Unter dem Foto, es ist das letzte im Karton, entdeckt er ein kleines Stück Papier. Er faltet es auseinander und beginnt zu lesen. Liebe Lilli, es tut mir leid, dass wir gestern im Streit auseinander gegangen sind. Bitte lass uns die Dinge so beibehalten wie bisher. Alles ist gut so wie es ist. Nur mit dir kann ich wirklich glücklich sein. Bitte mach das nicht kaputt. Ich liebe dich.
Viel weniger über den Inhalt als über die Handschrift erschrocken lässt er den Brief fallen. Er ist sich sicher. Dieselben geschwungenen Schnörkel wie auf dem Zettel an seinem Scheibenwischer. Dieselbe Handschrift. Aber wie soll er beweisen, dass Kenny hinter alldem steckt? Und wer würde ihm glauben?
Er faltet den Zettel und steckt ihn zurück in den Karton, die Bilder legt er obenauf. Auch wenn er weiß, dass Liliana nicht in ihre Wohnung zurückkehren wird, verspürt er den Drang, alles in seinen Ursprungszustand zu versetzen.

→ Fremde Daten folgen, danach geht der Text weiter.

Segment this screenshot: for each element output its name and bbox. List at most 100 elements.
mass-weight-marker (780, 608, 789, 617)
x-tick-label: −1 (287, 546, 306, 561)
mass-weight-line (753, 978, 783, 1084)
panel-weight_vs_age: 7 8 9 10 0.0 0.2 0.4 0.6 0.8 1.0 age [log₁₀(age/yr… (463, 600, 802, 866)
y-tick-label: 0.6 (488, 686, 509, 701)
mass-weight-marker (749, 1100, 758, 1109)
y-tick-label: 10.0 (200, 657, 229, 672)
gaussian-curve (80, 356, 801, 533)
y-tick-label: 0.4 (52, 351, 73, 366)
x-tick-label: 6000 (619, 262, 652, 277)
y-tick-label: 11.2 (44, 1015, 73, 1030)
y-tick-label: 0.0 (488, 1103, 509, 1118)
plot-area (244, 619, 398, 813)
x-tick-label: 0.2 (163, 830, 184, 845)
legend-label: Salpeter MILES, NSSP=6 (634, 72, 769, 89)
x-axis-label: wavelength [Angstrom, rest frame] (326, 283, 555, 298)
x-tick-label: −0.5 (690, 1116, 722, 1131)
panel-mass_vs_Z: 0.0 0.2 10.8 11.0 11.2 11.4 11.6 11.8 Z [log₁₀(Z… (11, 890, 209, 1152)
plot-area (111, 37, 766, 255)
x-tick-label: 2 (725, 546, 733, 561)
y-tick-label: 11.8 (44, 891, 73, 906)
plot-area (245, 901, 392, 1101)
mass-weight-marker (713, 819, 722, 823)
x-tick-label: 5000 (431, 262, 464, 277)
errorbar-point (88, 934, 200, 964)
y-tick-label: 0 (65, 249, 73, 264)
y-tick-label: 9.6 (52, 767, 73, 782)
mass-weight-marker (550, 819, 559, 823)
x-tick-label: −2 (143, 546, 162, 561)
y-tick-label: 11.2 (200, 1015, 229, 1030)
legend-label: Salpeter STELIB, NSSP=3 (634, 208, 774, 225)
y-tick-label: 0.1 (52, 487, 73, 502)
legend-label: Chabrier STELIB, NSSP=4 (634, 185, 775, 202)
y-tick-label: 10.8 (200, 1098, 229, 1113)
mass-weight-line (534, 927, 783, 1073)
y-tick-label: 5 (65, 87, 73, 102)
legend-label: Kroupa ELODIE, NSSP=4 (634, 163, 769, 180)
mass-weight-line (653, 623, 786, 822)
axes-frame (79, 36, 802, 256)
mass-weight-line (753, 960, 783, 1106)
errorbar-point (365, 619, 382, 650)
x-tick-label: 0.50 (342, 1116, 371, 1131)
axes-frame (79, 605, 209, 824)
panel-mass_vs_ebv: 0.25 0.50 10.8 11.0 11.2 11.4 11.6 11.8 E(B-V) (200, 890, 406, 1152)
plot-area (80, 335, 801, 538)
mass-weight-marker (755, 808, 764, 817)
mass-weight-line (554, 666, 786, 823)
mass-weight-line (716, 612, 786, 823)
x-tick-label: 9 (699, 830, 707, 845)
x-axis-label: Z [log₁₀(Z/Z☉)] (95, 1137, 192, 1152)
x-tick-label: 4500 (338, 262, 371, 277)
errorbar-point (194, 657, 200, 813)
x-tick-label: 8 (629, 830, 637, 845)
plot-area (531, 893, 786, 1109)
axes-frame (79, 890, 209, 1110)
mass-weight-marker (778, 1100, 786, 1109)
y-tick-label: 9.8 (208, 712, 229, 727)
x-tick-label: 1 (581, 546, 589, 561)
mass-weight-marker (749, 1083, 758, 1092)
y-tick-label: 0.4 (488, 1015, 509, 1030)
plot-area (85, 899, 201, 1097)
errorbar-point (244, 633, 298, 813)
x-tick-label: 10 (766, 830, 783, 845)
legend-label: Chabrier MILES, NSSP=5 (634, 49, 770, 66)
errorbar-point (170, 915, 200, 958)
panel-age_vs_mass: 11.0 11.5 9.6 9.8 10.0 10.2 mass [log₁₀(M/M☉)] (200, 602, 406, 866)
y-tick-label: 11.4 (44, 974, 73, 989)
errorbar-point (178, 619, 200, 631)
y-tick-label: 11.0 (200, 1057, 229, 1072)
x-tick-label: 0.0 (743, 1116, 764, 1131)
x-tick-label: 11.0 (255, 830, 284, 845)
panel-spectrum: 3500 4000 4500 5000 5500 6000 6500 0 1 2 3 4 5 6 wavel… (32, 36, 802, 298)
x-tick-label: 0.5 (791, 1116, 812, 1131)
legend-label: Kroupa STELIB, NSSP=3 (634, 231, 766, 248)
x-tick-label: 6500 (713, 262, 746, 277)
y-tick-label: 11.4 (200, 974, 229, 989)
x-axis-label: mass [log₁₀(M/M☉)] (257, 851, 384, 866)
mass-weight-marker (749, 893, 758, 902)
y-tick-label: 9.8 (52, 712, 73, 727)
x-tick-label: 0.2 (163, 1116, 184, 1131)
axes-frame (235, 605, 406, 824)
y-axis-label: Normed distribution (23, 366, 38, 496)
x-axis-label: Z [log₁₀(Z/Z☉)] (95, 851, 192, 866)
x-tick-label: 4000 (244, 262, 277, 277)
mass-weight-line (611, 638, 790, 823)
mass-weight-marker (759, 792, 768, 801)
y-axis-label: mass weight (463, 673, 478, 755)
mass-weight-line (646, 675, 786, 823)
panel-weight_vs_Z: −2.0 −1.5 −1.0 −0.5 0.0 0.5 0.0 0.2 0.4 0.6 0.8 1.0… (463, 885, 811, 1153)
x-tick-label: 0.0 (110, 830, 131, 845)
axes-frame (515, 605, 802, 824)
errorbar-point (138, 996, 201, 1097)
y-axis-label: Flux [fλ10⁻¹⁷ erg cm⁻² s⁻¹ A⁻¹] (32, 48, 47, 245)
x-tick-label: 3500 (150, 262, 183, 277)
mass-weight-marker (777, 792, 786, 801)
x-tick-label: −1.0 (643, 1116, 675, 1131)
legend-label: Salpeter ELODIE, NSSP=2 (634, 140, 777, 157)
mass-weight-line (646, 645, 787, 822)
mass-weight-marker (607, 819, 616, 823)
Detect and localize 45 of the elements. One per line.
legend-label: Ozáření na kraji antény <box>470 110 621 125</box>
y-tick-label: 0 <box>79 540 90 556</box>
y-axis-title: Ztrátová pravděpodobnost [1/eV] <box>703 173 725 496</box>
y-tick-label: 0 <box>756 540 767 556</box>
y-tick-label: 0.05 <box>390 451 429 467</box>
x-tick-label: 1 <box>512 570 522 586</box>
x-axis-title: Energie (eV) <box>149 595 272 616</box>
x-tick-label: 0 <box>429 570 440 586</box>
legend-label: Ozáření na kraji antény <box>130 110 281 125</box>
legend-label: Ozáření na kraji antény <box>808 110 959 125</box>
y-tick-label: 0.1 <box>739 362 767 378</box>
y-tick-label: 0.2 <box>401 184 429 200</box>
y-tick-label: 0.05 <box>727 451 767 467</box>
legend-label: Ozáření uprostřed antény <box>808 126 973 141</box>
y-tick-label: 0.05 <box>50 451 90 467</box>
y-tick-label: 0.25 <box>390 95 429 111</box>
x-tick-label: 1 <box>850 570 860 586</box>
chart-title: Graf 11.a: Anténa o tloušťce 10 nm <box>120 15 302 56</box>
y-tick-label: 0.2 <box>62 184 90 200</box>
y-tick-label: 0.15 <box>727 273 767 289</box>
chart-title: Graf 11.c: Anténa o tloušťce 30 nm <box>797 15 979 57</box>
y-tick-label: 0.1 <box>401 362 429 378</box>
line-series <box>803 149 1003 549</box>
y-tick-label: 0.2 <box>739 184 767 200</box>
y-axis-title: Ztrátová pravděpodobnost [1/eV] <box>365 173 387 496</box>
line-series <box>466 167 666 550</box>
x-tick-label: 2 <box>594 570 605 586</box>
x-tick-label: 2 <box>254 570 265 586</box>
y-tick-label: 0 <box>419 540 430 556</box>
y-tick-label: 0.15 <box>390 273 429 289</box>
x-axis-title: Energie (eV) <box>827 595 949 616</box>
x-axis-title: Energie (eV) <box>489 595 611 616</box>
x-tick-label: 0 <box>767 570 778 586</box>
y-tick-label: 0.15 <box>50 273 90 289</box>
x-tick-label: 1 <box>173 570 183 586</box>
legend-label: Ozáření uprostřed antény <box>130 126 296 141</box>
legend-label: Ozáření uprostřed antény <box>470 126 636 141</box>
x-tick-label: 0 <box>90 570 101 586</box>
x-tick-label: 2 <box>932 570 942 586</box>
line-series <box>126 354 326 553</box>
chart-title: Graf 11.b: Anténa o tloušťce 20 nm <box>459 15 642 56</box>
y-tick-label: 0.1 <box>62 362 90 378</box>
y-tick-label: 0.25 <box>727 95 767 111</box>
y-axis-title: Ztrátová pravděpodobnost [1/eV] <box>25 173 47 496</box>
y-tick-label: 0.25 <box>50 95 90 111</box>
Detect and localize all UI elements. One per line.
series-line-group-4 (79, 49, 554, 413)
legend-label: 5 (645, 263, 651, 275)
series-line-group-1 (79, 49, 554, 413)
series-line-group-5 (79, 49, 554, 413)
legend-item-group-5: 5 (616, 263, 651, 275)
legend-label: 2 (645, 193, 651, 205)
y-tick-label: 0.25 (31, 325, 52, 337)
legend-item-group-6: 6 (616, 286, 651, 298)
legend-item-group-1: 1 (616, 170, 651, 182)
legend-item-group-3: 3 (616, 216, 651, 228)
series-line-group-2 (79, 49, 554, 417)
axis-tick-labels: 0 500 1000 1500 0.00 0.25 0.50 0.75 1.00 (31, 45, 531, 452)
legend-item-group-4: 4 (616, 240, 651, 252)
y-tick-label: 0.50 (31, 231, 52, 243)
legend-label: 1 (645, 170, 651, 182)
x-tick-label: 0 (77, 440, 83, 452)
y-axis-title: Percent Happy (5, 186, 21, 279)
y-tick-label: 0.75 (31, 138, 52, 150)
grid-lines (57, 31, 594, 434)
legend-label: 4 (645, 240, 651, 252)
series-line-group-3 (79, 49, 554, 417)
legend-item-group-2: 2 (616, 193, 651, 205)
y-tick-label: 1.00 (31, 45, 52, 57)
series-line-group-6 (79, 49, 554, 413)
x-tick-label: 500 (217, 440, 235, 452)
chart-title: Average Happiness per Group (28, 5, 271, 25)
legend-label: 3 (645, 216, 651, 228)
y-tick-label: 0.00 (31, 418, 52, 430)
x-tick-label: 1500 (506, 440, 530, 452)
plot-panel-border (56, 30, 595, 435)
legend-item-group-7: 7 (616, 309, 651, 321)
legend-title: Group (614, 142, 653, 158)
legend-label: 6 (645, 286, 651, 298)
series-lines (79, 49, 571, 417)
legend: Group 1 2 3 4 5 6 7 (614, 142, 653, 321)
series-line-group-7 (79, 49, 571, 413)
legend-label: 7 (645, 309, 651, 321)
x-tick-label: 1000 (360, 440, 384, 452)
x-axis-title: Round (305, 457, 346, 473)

Sicher ist sicher. Er stellt den Karton zurück in den Schrank. Es ist Zeit zu gehen. Wenn ihn Kennys Gedanken zum Versteck des Schlüssels geführt haben, muss es auch Kenny sein, der den Schlüssel schon mal benutzt hat. Und vielleicht wird er es wieder tun. Je früher Oskar geht, desto besser. Zumindest so lange er keinen Plan hat.
Kapitel 8: Anders
Glänzende Haut zwischen weißen Laken. Finger, die sich ihren Weg über Beine und Bauch zum Busen erarbeiten. Kein Zentimeter zwischen ihnen. Nur Wärme. Ihre Lippen sind leicht zu einem Lächeln geöffnet, die Augen geschlossen. Sein Mund berührt ihre Schenkel und zieht weiche Konturen bis zu ihrem Hals. Nichts ist begehrenswerter als ihr Körper. Keine Belohnung größer als Finger, die durch ihr Haar gleiten. Sehnsucht nach jedem Millimeter ihrer Haut. Er spürt ihr Lächeln, ohne aufzuschauen. Sie ist bei ihm. So nah wie man nur sein kann.
Sie öffnet ihre Augen, als er ihren Hals erreicht. Das Vertrauen in ihrem Blick ist unverkennbar. Liebe. Vor allem aber Begehren. Er kommt näher, um ihre Lippen zu berühren.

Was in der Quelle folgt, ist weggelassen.